Recommended normal mappping format

I am going to implement parallax and relief mapping in my new engine, but I’ve some design releated questions.
Previously, I was loading normal maps with depth component in alpha using RGBA8 texture format from pregenerated TGAs. But I’ve came to conclusion that loading times from disk are way too long.
Moreover, it’s easier to model depth maps, without converting them to normal maps.
So currently I’m thinking about depth map, from disk and normal map recalculation on the fly.
What kind of texture format should I stick with - signed byte (RGBA16?), float textures? Which of them is less expensive performance wise? What’s happening with filters? Can anyone give me better recomendations (without 3Dc)?
Normal recalculation in pixel shader using dx/dy, is way too expensive I guess…

Target platform is GF 6x series and that like for now.

[edit]
According to documentation at http://developer.nvidia.com/object/bump_map_compression.html
it might be a good idea yo use non tangent space bumpmapping. Anyone knows where can I read more about making this gradient map?

I use photoshop plugin to generate nomalmaps from RGB image now.
JPG is out as compression artifacts are noticable, PNG might be OK.
For best results normals from texture map must be renormalize anyway, as filtering is causing artifacts too.
I want to be able to use engine for demonstrational purposes too. Idea - I take and draw hight field, application stage or fp, recalculates normals.

Anyone knows where can I read more about making this gradient map?
i assume by gradientmap they just mean storing the height offsets each pixel has from its neighbouring ones, this is what i do with some of my bumpmaps Rchannel of texture is offset in X direction,Gchannel is offset in Y direction.
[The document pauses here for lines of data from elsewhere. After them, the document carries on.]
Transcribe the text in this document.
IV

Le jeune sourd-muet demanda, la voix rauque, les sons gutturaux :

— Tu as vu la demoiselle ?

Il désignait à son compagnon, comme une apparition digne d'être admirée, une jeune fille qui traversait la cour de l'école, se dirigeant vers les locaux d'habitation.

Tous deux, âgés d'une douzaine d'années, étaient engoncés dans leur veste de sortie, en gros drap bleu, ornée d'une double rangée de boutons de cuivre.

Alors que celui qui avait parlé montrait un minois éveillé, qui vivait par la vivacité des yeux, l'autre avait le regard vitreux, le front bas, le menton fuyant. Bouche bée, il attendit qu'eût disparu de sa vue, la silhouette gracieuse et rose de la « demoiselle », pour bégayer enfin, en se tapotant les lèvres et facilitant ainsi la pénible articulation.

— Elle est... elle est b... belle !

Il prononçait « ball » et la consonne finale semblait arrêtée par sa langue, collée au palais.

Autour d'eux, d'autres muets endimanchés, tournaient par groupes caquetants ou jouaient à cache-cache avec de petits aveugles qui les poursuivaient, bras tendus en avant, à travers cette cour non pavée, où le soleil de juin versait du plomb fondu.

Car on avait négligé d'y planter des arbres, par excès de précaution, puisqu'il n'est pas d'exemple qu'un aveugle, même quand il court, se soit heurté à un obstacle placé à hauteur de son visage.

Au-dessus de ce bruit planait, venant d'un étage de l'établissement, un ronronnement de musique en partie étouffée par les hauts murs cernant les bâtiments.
I was loading normal maps with depth component in alpha using RGBA8 texture format from pregenerated TGAs. But I’ve came to conclusion that loading times from disk are way too long.
are u sure? from memory loading times of textures eg a 1024x1024x32 (4mb) texture is very short, are u perhaps swapping bytes per piel or something?

No, I use I’m working with BGR/BGRA formats, the data read times from HDD are prety big. Base+Normalmap with high resolutions…